I ask my man when he gets home from work, since he’s lived here his whole life, but he’s never heard any of the stories, though he doesn’t like the idea of me wandering around there at dusk. I tease him about it, since he’s the one who reportedly ran screaming as a child from an imaginary assailant, but it strikes me as interesting that’s he’s never heard any of the stories. Maybe it’s not so weird that I didn’t know?
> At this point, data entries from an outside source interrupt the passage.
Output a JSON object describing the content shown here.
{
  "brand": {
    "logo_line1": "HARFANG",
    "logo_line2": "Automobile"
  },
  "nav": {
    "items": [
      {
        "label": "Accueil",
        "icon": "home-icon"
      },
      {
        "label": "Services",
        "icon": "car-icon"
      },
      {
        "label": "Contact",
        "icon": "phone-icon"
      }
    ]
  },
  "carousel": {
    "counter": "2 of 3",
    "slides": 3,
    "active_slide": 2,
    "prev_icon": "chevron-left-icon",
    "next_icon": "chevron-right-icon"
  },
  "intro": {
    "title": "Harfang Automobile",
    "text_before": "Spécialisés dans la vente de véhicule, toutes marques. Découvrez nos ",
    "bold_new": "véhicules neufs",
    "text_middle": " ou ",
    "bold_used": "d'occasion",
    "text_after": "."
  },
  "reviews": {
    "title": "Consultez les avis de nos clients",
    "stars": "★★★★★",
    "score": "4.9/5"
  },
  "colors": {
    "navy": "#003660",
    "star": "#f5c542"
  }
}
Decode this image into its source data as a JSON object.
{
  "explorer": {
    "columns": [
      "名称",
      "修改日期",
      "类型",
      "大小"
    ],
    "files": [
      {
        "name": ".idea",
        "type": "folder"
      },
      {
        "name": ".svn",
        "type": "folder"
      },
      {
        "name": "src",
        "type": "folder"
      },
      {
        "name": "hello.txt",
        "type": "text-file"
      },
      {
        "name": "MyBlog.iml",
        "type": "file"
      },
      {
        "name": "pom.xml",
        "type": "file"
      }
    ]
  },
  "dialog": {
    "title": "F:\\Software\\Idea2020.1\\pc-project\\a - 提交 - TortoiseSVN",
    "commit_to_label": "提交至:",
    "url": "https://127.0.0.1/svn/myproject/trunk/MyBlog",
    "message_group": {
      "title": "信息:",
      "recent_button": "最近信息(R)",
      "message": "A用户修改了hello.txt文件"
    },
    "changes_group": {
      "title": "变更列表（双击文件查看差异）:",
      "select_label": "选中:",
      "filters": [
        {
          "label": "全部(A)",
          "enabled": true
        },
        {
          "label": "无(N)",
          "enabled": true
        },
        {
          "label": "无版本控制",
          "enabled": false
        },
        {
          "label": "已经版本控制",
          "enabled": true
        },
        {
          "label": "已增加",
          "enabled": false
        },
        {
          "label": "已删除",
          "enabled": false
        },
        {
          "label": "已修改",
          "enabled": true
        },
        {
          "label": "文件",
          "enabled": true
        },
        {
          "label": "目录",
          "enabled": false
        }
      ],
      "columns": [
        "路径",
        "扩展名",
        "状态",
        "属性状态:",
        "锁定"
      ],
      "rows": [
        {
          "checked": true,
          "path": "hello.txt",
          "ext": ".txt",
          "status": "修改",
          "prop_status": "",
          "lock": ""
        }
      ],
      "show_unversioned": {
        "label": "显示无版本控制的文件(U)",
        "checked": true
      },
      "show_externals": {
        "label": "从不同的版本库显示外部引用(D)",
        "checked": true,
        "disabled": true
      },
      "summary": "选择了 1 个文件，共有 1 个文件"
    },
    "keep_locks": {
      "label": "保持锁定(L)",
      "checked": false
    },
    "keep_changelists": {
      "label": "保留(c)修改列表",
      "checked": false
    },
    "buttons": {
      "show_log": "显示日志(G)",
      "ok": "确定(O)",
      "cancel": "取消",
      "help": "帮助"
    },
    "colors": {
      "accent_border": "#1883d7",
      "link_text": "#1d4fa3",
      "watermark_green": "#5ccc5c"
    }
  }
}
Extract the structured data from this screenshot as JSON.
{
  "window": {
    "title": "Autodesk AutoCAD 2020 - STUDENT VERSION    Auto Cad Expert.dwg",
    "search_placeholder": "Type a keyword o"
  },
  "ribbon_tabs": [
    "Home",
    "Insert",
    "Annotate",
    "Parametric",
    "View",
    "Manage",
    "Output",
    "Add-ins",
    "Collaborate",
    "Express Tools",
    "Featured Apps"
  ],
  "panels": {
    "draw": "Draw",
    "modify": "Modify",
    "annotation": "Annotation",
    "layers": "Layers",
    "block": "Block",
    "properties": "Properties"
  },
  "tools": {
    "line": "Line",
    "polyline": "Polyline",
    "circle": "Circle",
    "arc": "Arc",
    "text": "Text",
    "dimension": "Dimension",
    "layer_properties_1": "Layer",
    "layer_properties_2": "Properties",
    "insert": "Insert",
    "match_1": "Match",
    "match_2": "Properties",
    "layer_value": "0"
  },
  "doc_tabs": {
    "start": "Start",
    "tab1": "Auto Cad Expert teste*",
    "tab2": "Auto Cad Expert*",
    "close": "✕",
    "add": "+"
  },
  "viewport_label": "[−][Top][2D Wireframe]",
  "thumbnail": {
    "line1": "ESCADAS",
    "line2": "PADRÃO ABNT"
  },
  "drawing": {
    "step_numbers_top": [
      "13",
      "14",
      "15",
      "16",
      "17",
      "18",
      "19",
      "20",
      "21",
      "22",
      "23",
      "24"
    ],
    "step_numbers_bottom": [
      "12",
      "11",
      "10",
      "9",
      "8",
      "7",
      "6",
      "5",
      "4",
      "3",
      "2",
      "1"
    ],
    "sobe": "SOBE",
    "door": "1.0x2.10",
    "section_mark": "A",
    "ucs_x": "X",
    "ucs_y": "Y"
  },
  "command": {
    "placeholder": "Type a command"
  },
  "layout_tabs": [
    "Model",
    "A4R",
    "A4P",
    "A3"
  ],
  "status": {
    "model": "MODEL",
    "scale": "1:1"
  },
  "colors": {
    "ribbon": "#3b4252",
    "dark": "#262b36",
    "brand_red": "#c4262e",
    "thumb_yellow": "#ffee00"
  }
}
I think of my time sitting under that tree and looking at the moon reflecting in the water. It’s a fairly marshy area in places, and there are loads of ponds and pools, some of them secluded enough that you won’t be bothered by joint smoking teens or hipster couples foraging for mushrooms. I felt pretty peaceful there, but if the tales are anything to go by, I might not have known how much danger I was in. The story of the Suicide Pool tells of a pond or lake, the location of which has been forgotten, which drives the people who find it to drown themselves. A young couple fell in love, centuries ago, and the girls father was incensed at his child’s disobedience, dragging her to the pool and murdering her. Her lover later came to the same place and killed himself there, for love of her. The murder/suicide haunted to pool, and there are reports of people coming across it and killing themselves, including a young woman and her daughter and at another time a local servant girl.
And there I was, strolling around and taking pictures of the flowers and sitting under trees. There are loads of other stories about people seeing or hearing things in the forest. Dick Turpin, the famous stage coach robber (or whatever job title you like) has been seen riding his horse, since he hid out in the area and robbed harmless folks. A structure said to be a fort offers ghostly sounds of battle after dark, and Boudicca herself is said to have killed herself and her daughters here, rather than be captured. A section of busy road through the forest boasts a spirit who runs out in front of cars, and disappears when they brake.
Perhaps the most sensational are the vague reports of ghosts on the grounds of the Church of Holy Innocents. The story goes that the founder of the church donated the money for it to be built after the death of his two young children. This appears to have little basis in fact, but that doesn’t stop salacious stories from abounding. Perhaps because the church is nestled into the forest on the side of the road, and has a gothic graveyard at the side, which makes it visible and subject to public imagination, but what do I know? The church and graveyard look old and beautiful to me, peaceful. But the site is known to have dead children wandering amongst the graves, white lights, and most interestingly, the site of cannibalism and satanic rituals. Whilst the stories abound, and are great reads, there doesn’t seem to be any recorded evidence for the source of the stories, other than local folklore. Surely cannibalism would rate a local newspaper article?
I keep thinking that I would have seen something or felt something, even just a creepy feeling if there was something to these stories. It’s kind of a family area, with picnickers and kite flyers. It’s really piqued my curiosity. Still, perhaps wandering around the area is not the best idea, just in case. At least, not by myself. And not after dark.